Le premier numéro de l’année sera consacré au désir d’enfant aujourd’hui, notamment quand il reste inassouvi ou nécessite le recours à l’adoption et à la procréation médicale assistée (PMA). Seront interrogés les parentalités tardives et les enfants surinvestis, les aléas de la construction du lien parent-enfant, et du développement de l’enfant…

Le numéro suivant « Regard social sur l’autisme » dressera un état des lieux actuel des connaissances sur l’autisme, sans parti pris : si l’apport des sciences neuro-développementales les a considérablement enrichies, il ne s’agit pas d’éliminer les modèles psychopathologiques. L’objectif est de mieux prendre en charge ces enfants différents, et d’aider leurs parents.

Le troisième numéro sera consacré au pouvoir des images. Le 2 septembre 2015, la photo du petit Aylan, sans vie, sur le sable d’une plage turque, était publiée à la une de la plupart des journaux, retournant l’opinion publique à l’égard des réfugiés. Pourquoi les images ont-elles, plus que les mots, cette puissance d’évocation ? Comment les artistes, les publicitaires et les politiques les utilisent-ils pour nous émouvoir, nous manipuler ? Les images violentes et pornographiques peuvent-elles influencer nos comportements ? Le phénomène n’est pas nouveau mais, dans une société dominée par l’image, il est nécessaire d’apprendre à nos jeunes à décrypter ces images, mais aussi à maîtriser leur propre image, et à respecter celle des autres, sur les réseaux sociaux. Et, en tant que professionnel, à intégrer ce langage dans nos pratiques. Un numéro très visuel, à la croisée de la sociologie, de la psychologie et de la sémiologie.

Et enfin le dernier numéro traitera du décrochage scolaire.

Chaque année, 150.000 jeunes Français quittent le système scolaire sans diplôme, et vont grossir les rangs des chômeurs. Notre école serait-elle devenue obsolète, inadaptée aux élèves et aux enjeux du XXIe siècle ? Sans doute, si l’on en croit les résultats des évaluations PISA qui, d’année en année, la voient chuter dans le palmarès des pays occidentaux. Comment prévenir le décrochage scolaire, et réinsérer ceux qui ont quitté l’école ? Redonner aux élèves le goût d’apprendre, et les mettre en situation de réussite ? Les préparer au marché du travail, et en faire des citoyens engagés, curieux, créatifs ? Dans de nombreux collèges et lycées, des initiatives prouvent que l’on peut apprendre autrement. Il est temps de les mutualiser. Le culte de l’excellence ne justifie pas que l’on abandonne 15 % de nos enfants au bord de la route. Un dossier engagé, qui donne la parole aux pédagogues, aux psychologues, et aux acteurs de terrain.
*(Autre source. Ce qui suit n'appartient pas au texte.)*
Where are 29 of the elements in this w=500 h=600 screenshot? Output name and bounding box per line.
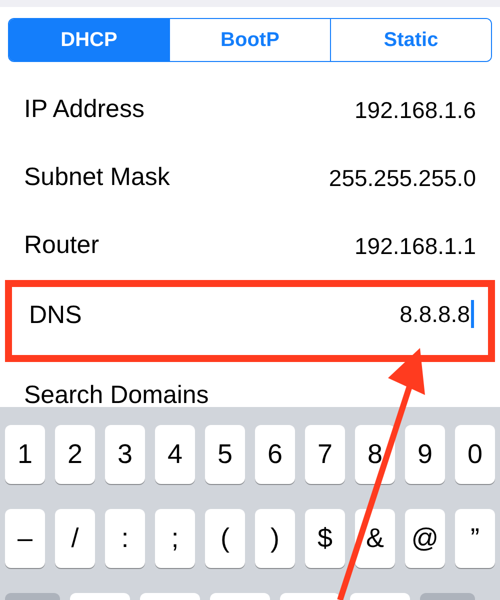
field-label: Subnet Mask xyxy=(24,162,170,194)
keyboard-key[interactable]: ) xyxy=(255,509,295,568)
keyboard-key[interactable]: 7 xyxy=(305,425,345,484)
keyboard-key[interactable]: : xyxy=(105,509,145,568)
field-label: IP Address xyxy=(24,94,144,126)
field-label: DNS xyxy=(29,300,82,331)
keyboard-key[interactable]: 6 xyxy=(255,425,295,484)
keyboard-key[interactable]: 0 xyxy=(455,425,495,484)
keyboard-key[interactable]: / xyxy=(55,509,95,568)
keyboard-key[interactable]: ( xyxy=(205,509,245,568)
keyboard-key[interactable]: $ xyxy=(305,509,345,568)
segment-tab[interactable]: DHCP xyxy=(9,19,169,61)
field-label: Search Domains xyxy=(24,380,209,412)
keyboard-key[interactable]: 9 xyxy=(405,425,445,484)
field-value[interactable]: 8.8.8.8 xyxy=(400,297,470,332)
keyboard-key[interactable]: 2 xyxy=(55,425,95,484)
field-label: Router xyxy=(24,230,100,262)
segment-tab[interactable]: Static xyxy=(330,19,491,61)
field-value: 192.168.1.6 xyxy=(354,96,476,125)
keyboard-key[interactable]: 4 xyxy=(155,425,195,484)
field-value: 255.255.255.0 xyxy=(328,164,476,193)
keyboard-key[interactable]: 3 xyxy=(105,425,145,484)
field-value: 192.168.1.1 xyxy=(354,232,476,261)
keyboard-key[interactable]: ” xyxy=(455,509,495,568)
keyboard-key[interactable]: 5 xyxy=(205,425,245,484)
keyboard-key[interactable]: 1 xyxy=(5,425,45,484)
keyboard-key[interactable]: ; xyxy=(155,509,195,568)
keyboard-key[interactable]: – xyxy=(5,509,45,568)
keyboard-key[interactable]: @ xyxy=(405,509,445,568)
Le premier livre-supplément sera consacré à la prévention des dérives radicales chez les adolescents et le second s’intéressera aux nouvelles formes des objets transitionnels, téléphones portables et autres tablettes.

 

MFDS : Bien que programmé avant les événements dramatiques du 13 novembre à Paris, le thème du premier supplément est d’une brûlante actualité. Il prolongera la journée d’études qui se tiendra à Toulouse le 11 mars 2016. Pouvez-vous nous en parler ?

DM : La question du sens est au cœur de l’adolescence et vient faire rupture avec l’enfance. L’adolescent a un besoin impérieux de donner un sens à sa vie et recherche, pour cela, des engagements forts : citoyens, religieux, artistiques…

Aujourd’hui, de nombreux jeunes sont dans des situations à risque et ne trouvent ce sens que dans des engagements parfois radicaux. Que l’on parle de dogmatisme, d’engagement sectaire, de radicalisation, ce sont les mécanismes à l’œuvre qui doivent être questionnés : les problématiques parentales, l’absence de modèles sociétaux, l’échec scolaire…

À l’invitation de la FNEPE et de l’École des parents de Haute-Garonne des spécialistes de l’adolescence de différentes disciplines (pédopsychiatrie, sociologie, philosophie…) des représentants de l’INJEP, de l’Éducation nationale et de la Miviludes apporteront leurs analyses et réflexions.